The “family pack” is a time-honoured retail tradition.  A per-unit price break is offered to encourage the customer to buy several units at once.  The retailer sells more stuff while preserving the price point of the individual item.

    A more complex commercial strategy used by B2B marketers with extensive product lines is to bundle complementary products together.  Bigger companies do this to increase order sizes and de-position smaller, single-product competitors. Ideally, reduced selling costs offset any bundle discount.

    On the surface, multi-product bundles appear to have two primary customer value propositions:  convenience and price. Unfortunately, these are neither particularly compelling nor sustainable.

    Consider a company that sells equipment to radio stations.  From their portfolio, with careful selection, a client can outfit an entire studio from scratch. A marketer might get the bright idea to create a cheaper and easier  “radio station studio bundle” to increase market share and improve inventory planning.

    But a competent radio station engineer takes pride in choosing the right equipment.  Buying equipment is like buying power tools – it’s fun!  They brag about the deals they negotiate.  The bundle takes all this away.  The marketer has inadvertently subverted the position of the buyer.  Soon, repeated requests for substitutions by picky engineers slow the sales process and undermine the bundle.  Competitors create their own bundles.  Now everyone’s frustrated and the vendors are selling at lower margins. Oops.

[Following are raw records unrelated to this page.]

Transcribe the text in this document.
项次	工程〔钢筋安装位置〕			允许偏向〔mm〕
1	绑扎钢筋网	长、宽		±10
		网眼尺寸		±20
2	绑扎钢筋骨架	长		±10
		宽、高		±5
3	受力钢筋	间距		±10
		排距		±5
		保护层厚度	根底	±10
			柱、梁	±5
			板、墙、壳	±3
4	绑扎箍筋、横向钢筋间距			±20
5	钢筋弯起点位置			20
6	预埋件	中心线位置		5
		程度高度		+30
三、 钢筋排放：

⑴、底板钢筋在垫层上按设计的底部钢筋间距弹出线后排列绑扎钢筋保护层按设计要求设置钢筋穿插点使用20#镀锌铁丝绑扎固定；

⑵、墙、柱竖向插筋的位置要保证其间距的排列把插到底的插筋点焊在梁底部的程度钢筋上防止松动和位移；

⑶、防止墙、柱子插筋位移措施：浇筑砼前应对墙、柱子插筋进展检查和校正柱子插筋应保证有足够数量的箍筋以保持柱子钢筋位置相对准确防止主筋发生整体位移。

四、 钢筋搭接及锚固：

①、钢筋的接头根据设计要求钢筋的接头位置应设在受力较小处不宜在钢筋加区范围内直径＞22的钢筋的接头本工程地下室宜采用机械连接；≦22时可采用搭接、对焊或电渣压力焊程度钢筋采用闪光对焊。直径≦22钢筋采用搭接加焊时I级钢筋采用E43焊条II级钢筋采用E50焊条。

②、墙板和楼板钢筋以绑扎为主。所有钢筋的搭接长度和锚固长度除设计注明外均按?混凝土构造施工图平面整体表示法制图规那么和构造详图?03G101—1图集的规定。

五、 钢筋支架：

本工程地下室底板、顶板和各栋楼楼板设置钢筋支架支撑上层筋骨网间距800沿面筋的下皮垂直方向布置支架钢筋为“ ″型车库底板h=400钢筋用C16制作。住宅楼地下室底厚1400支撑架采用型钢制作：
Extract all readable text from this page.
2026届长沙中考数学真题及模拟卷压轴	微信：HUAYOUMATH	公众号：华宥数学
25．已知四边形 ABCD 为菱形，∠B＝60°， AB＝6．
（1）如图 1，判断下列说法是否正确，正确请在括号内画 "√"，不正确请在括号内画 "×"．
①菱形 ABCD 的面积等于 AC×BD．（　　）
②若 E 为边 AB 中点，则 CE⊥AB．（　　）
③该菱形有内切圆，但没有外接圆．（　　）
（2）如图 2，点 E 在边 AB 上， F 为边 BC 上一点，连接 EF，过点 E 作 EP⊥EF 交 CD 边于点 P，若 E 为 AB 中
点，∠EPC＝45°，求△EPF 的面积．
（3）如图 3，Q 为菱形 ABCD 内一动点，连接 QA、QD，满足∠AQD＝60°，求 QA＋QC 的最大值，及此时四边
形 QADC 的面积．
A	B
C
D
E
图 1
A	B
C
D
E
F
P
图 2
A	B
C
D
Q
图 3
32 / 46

    But wait!  For a radio station in a small town or university that lacks experienced staff, a pre-engineered “station in a box” could be quite attractive. The primary value proposition isn’t convenience or reduced price; it is confidence and time-to-operation.  The bundle is a solution for an entirely new market segment:  inexperienced radio station operators.

    The most successful bundles offer a solution that the individual products can’t on their own – not just convenience and price. Creating a true solution bundle is like secretly inventing an entirely new product that targets new market sectors with a compelling value proposition. Market it accordingly.

    A final word to wise bundlers:  While a strong product can pull through average products, it’s pointless to bundle together mediocre products with a big price break hoping they’ll fly off the shelf.  Everyone, especially your customers, knows that two rocks tied together still don’t float.

     

    This article was published more than 1 year ago. Some information may no longer be current.